Finanzpolitischer Sprecher Michael Panse erklärt hierzu: „Die Stadt wird mittelfristig Probleme haben, ihre laufenden Kosten zu decken. Finanzdezernent Linnert geht derzeit von einer Verdreifachung der städtischen Ausgaben für Energie aus. Wir reden hier über 20 Millionen Euro Mehrausgaben, die irgendwo hergenommen werden müssen. Es wird daher schwer genug werden, die freiwilligen Leistungen der Stadt wie bisher aufrechtzuerhalten. Neben teuren ÖPNV-Experimenten jetzt auch noch 10 Millionen Euro für einen Härtefonds zu fordern verkennt die Realität, die auf uns alle zurollt.“

In den letzten Jahren wurde auch schon die Einrichtung eines kommunalen Hilfefonds zur Unterstützung in der Coronapandemie in die Diskussion. Auch damals wurde festgestellt, dass der Stadt das Geld sowie die passenden Instrumente fehlen, um in Krisenlagen großflächig zu entlasten.
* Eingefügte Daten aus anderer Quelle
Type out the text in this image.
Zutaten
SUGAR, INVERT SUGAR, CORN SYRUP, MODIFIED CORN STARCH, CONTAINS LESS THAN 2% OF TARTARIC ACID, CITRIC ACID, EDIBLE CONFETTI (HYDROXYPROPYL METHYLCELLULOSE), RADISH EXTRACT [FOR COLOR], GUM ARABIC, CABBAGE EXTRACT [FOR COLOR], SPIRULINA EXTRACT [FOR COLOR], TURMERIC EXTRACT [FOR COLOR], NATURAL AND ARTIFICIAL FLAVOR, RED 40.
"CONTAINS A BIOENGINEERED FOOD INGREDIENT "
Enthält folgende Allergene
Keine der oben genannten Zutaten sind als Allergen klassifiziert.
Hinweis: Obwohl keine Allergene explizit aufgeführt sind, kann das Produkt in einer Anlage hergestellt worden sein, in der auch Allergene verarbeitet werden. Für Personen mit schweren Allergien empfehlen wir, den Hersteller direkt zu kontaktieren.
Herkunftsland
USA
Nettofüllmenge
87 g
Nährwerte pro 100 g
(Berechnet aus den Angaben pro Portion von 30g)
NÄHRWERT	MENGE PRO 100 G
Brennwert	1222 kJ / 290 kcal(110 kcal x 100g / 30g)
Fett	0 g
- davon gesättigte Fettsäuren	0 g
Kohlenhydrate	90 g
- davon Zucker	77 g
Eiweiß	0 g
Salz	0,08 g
„Große Entlastungen können allein schon wegen der benötigten Menge an Geld nur sinnvoll von Land und Bund kommen. Kommunale Versuche von Entlastungspaketen oder Fonds können schnell zur Symbolpolitik verkommen. Auch in dieser Energiekrise ist das so. Die LINKE sollte lieber ihrer Landesregierung auf den Zahn fühlen, als Hoffnung bei den Bürgern zu schüren, die am Ende nicht erfüllt werden kann. Jetzt ist nicht die Zeit für Schaufensterpolitik“, stellt Michael Panse abschließend klar.